Mas Lili abraçou os braços de Serena com força e balançou a cabeça: — Eu não vou! Quero ficar com a tia Serena! Quero cuidar da tia aqui!
O rosto de Helena ficou feio e sem jeito.
Nem mesmo a criança ficava do lado dela.
Arthur abriu a boca e acabou com a ideia dela: — Eu fico de vigia esta noite.
— Lili também fica.
As pontas dos dedos de Helena seguraram a cesta de frutas. O ciúme em seus olhos quase transbordava.
Ela ficou parada, como uma intrusa que sobrava.
Um tempo depois, ela forçou um sorriso para acabar com a cena: — Então... Então eu vou voltar e preparar alguns suplementos, venho amanhã.
— Sim.
Arthur nem sequer olhou para ela.
Helena respirou fundo e foi embora.
-
Tarde da noite.
No quarto só sobrou o som fraco da máquina.

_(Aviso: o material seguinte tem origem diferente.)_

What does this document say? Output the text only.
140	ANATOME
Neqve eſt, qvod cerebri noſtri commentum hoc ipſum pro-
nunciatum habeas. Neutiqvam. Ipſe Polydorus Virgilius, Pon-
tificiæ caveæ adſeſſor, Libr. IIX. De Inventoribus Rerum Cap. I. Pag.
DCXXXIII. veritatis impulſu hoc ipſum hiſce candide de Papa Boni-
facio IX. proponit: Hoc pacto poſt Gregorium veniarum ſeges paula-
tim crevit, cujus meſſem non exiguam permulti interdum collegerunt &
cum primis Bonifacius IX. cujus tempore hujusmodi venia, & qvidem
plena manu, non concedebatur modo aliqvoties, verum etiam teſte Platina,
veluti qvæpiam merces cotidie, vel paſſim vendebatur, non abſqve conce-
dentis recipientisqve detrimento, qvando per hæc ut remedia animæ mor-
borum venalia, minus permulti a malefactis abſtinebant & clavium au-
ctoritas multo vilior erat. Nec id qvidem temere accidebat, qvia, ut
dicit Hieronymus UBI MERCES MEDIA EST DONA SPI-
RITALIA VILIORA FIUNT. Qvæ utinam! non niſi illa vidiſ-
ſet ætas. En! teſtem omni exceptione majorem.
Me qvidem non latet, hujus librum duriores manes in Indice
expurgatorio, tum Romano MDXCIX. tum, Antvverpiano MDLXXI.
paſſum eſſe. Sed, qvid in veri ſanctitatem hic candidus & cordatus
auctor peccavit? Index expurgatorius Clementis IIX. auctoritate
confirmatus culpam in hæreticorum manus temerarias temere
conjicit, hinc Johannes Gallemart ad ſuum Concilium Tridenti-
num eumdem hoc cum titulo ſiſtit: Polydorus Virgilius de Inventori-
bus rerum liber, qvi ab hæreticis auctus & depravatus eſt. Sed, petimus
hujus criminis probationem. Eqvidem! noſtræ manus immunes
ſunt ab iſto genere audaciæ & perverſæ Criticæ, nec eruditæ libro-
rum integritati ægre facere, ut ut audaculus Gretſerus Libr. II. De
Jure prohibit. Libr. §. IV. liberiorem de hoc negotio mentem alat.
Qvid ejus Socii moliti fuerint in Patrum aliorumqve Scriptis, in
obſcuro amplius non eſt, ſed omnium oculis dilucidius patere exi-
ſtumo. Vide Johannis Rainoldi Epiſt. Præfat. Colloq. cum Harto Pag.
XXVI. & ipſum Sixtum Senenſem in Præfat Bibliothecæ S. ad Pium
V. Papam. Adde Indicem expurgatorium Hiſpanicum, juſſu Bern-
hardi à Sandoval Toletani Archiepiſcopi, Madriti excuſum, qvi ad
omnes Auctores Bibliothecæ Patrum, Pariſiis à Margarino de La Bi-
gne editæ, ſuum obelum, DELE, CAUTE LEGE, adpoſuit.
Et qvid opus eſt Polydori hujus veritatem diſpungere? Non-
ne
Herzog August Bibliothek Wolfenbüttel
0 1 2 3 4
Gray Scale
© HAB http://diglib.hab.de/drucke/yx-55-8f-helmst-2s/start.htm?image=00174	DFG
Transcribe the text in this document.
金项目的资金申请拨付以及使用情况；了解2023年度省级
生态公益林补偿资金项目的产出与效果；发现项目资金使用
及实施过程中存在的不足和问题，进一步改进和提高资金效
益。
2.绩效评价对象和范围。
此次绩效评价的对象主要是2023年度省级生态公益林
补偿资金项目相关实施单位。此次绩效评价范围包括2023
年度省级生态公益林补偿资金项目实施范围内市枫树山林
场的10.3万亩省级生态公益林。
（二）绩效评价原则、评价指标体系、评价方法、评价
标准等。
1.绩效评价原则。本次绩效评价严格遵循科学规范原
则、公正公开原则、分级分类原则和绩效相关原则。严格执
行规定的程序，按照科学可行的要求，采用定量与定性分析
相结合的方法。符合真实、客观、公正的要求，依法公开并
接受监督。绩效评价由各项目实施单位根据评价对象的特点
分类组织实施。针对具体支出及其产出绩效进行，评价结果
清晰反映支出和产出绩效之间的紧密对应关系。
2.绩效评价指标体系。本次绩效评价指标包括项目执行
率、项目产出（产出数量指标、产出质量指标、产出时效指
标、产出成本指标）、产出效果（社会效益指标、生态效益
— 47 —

Lili encostou num travesseiro pequeno ao lado da cama e dormiu cansada. Sua mão continuava grudada na manga de Serena.
Serena tomou metade do soro e continuava sem forças. A dor no abdômen a torturava e ela não conseguia dormir.
Ela fechou os olhos e respirou fraco. Franziu a testa e suportou a dor.
Lili deitou no travesseiro macio ao lado da cama e dormiu de forma tranquila.
Arthur, sem dormir, sentou-se na cadeira de acompanhante em silêncio.
Ao salvar ela ontem, ele bateu um joelho no gramado duro. Seu ombro foi arranhado pela ferradura do cavalo. Suas costas aguentaram a gravidade da queda do corpo dela.
Sua escápula direita teve arranhões que pareciam rasgos. O joelho ficou cheio de sangue e a pele machucada.
Até que tudo se acalmasse no meio da noite, dores cobriram seu corpo aos poucos.